La 37° riunione, che si è conclusa il 27 giugno a Phnom Penh, in Cambogia (ogni anno il luogo cambia), ha valutato le meraviglie naturali e culturali di 32 Stati promuovendone però solo 19. Ogni anno si accreditano più di 100 Stati ma, per essere presi in considerazione, i siti devono rispondere a una serie di requisiti: essere di “eccezionale valore universale” e soddisfare almeno uno dei 10 criteri naturali o culturali stabiliti dall’Unesco.
Ebbene, l’Italia, già in cima alla lista per numero di siti denominati Patrimoni dell’umanità (seguita da Cina e Spagna a pari merito) aveva presentato due candidature, entrambe accettate: il complesso vulcanico dell’Etna, in Sicilia, e le Ville e Giardini Medicei in Toscana. Non male, se si pensa che l’anno scorso invece il nostro Paese è tornato a casa a mani vuote.

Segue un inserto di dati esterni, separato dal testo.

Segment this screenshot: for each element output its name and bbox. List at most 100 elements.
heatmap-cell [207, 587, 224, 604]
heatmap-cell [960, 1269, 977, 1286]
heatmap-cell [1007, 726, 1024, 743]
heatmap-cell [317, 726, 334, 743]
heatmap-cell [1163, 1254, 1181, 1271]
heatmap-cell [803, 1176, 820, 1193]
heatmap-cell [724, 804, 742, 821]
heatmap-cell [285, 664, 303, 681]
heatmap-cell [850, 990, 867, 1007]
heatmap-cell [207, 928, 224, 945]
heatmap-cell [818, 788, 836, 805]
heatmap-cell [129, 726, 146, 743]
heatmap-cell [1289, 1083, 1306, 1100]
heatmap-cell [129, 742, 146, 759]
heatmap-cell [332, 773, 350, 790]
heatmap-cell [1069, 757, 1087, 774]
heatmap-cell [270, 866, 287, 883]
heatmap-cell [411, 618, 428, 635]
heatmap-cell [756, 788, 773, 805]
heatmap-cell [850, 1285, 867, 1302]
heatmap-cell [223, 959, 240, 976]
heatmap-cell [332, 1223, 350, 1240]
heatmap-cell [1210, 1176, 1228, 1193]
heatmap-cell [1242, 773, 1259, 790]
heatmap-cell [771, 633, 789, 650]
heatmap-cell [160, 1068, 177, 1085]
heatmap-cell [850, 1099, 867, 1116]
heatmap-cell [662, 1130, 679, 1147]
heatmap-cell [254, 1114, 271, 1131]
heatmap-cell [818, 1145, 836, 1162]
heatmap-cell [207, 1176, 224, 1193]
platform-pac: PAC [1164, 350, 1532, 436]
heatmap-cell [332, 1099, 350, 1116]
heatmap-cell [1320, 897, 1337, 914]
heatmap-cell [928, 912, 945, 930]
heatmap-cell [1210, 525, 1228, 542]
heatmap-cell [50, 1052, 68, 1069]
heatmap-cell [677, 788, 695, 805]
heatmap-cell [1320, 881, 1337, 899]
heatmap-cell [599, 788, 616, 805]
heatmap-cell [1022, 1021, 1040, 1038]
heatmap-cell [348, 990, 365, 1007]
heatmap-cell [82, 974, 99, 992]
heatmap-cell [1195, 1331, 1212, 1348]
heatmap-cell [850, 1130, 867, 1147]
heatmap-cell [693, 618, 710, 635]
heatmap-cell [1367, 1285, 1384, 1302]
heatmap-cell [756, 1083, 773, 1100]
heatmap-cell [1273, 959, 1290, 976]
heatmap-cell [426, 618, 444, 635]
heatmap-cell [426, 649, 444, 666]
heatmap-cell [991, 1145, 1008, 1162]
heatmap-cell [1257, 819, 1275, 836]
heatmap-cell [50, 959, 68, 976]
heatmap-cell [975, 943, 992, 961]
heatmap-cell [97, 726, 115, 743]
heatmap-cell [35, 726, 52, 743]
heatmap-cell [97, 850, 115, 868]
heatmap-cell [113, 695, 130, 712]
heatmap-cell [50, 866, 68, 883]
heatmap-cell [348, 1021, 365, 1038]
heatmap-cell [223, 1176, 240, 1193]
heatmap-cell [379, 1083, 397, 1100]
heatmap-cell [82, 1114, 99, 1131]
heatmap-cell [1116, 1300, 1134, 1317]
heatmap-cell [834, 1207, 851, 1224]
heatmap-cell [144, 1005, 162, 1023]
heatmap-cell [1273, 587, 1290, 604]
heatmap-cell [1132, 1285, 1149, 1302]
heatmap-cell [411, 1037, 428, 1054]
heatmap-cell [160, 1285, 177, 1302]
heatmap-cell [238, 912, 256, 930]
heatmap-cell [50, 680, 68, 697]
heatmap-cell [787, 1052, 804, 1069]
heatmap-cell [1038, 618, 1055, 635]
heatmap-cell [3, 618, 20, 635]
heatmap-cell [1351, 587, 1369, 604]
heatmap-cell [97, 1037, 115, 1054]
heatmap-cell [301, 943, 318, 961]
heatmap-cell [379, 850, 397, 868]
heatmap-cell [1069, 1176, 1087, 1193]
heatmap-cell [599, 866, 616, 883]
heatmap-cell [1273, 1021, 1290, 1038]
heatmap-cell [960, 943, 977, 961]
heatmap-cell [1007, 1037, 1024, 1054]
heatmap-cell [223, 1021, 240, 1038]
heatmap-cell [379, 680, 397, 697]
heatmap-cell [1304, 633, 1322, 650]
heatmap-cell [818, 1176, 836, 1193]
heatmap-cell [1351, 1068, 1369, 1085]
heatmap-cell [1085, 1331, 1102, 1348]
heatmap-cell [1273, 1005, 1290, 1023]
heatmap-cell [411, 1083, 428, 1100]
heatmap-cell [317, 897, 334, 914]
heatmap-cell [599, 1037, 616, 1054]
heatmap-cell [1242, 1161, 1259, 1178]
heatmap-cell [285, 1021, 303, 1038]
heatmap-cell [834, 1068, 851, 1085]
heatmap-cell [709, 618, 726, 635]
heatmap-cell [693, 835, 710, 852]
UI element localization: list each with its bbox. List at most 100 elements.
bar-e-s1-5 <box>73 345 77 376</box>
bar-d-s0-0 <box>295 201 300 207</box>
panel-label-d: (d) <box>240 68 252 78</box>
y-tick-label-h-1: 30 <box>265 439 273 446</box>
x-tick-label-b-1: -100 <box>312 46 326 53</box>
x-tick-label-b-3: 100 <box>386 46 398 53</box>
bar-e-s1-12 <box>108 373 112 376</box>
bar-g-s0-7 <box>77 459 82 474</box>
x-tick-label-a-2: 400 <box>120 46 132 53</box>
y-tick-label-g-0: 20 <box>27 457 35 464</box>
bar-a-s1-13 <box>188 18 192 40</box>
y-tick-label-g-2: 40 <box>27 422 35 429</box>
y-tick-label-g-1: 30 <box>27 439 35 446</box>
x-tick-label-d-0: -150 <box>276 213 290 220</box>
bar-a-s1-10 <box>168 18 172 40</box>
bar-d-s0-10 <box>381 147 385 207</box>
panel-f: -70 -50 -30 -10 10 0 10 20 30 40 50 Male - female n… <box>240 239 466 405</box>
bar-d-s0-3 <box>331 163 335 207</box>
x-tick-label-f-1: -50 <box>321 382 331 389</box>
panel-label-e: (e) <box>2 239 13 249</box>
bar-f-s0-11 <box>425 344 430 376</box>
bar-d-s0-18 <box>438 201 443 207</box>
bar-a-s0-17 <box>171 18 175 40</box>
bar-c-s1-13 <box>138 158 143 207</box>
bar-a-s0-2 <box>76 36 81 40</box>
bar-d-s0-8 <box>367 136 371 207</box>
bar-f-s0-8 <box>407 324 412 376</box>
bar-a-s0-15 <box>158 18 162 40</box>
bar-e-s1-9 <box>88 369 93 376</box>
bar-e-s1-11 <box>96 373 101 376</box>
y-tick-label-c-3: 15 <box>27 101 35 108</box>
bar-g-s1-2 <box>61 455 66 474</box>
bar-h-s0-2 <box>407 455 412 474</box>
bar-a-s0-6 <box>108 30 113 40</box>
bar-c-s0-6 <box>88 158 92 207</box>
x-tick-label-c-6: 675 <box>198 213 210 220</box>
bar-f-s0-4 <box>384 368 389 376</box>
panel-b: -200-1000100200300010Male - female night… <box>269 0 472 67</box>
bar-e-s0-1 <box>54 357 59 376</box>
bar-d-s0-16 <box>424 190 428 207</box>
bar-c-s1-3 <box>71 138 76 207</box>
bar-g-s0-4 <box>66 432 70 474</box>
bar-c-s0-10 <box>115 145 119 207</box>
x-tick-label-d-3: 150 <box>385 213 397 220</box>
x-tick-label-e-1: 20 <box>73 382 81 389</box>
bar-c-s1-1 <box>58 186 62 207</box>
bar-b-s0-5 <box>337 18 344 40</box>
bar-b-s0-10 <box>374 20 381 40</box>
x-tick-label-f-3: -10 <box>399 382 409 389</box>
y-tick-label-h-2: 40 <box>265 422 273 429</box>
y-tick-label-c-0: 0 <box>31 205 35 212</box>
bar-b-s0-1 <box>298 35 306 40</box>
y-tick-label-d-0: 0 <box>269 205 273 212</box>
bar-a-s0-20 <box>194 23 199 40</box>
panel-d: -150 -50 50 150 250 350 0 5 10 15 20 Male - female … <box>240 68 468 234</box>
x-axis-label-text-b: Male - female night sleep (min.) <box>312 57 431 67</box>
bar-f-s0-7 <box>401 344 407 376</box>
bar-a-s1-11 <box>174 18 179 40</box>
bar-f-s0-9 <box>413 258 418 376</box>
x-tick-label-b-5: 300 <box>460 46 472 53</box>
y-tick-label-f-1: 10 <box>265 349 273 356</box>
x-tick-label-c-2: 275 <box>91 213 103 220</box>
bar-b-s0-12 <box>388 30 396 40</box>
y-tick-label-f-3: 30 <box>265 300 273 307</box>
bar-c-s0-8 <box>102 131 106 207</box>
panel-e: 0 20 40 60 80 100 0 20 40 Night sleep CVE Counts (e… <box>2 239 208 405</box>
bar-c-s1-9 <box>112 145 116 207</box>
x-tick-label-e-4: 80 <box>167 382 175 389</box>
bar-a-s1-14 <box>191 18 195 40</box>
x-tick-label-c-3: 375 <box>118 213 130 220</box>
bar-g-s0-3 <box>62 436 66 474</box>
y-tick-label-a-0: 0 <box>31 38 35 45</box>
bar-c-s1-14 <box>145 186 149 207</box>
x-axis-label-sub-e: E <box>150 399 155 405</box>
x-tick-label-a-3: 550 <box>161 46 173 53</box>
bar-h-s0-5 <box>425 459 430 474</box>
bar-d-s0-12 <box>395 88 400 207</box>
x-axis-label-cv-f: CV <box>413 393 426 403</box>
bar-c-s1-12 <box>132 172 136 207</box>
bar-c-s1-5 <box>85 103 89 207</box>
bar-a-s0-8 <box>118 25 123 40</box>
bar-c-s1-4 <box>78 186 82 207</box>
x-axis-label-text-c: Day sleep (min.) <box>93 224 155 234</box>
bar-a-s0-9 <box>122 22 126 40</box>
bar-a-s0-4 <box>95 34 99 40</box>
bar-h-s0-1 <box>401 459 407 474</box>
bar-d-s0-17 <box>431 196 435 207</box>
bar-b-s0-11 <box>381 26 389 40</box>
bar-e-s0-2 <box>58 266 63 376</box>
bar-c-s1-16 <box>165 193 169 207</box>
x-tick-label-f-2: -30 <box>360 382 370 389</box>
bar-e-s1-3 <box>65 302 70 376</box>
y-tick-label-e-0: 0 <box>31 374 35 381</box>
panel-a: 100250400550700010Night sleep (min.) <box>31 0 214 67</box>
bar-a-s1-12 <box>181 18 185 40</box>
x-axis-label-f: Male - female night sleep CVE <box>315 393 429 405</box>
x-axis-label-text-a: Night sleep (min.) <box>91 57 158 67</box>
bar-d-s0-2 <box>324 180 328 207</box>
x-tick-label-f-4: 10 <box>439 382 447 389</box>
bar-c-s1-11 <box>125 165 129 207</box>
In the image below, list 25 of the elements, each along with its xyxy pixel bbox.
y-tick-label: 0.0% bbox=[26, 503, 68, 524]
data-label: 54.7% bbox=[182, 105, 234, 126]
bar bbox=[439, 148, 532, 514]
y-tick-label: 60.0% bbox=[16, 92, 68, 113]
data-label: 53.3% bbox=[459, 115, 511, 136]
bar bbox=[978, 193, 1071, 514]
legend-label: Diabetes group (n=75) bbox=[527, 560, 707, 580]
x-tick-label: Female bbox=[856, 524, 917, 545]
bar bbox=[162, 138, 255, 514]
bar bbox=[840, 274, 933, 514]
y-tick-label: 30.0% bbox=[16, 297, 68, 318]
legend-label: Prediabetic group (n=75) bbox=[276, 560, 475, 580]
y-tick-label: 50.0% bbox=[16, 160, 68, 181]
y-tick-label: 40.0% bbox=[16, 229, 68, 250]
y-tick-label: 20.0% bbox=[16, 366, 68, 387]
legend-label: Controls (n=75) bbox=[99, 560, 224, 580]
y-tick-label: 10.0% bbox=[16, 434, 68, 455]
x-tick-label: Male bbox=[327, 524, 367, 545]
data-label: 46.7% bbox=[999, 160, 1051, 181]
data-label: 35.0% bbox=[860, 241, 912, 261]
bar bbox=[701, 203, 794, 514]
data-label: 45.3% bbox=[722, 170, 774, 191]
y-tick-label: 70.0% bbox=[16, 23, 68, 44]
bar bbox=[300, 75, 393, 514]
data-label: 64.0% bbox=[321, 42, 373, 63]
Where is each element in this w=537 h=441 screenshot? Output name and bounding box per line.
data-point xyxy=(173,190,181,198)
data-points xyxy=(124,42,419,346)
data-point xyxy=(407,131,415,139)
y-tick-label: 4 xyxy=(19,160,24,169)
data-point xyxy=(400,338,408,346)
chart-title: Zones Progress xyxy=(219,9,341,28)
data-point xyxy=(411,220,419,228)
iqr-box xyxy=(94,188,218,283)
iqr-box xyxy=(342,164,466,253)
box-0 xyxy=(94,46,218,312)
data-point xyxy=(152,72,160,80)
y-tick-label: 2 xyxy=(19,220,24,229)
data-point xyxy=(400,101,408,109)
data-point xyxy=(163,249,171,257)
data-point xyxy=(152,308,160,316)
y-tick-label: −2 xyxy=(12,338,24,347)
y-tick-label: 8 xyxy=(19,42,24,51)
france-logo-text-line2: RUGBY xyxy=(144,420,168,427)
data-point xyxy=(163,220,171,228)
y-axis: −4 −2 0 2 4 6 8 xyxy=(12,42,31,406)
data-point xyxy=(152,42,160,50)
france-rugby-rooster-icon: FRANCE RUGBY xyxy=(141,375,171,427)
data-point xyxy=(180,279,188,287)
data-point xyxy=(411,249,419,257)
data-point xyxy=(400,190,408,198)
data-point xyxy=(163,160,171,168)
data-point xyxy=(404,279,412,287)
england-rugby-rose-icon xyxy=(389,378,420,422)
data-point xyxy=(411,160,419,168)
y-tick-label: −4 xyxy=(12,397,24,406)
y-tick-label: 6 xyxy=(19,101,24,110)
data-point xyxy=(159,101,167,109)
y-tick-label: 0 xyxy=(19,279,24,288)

L’Europa nel 2013 ha iscritto altri quattro siti alla World Heritage List. Eccoli:
Bergpark Wilelmshöhe a Kassel, in Germania
Università di Coimbra, Portogallo
Tserkvas, case di legno
, Polonia-Ucraina
Città antica di Cherson, Ucraina

Completano l’elenco:
Il deserto costiero (Namib Sand Sea) della Namibia
La catena montuosa Xinjang Tianshan, Cina
Il sito archeologico di Kaesong, Nord Corea
Red Bay, Canada
El Pinacate e il gran deserto d’Altar
, Messico
Parco Nazionale Tajik
, Tagikistan
Fortezza di Rajasthan, India
Monte Fuji, Giappone
Centro storico di Agadez Nigeria
Porto antico di di Levuka, Isole Fiji
Sito archeologico di Al Zubarah, Qatar
Palazzo Golestan a Teheran, Iran

Intanto in Cambogia la delegazione italiana accreditata ai lavori del World Heritage Comitee ha presentato l’unica candidatura italiana per l’anno prossimo, ovvero i paesaggi vitivinicoli di Langhe-Roero e Monferrato. Per sapere se verrà accolta bisogna aspettare il giugno 2014, quando il Comitato si riunirà a Doha, nel Qatar.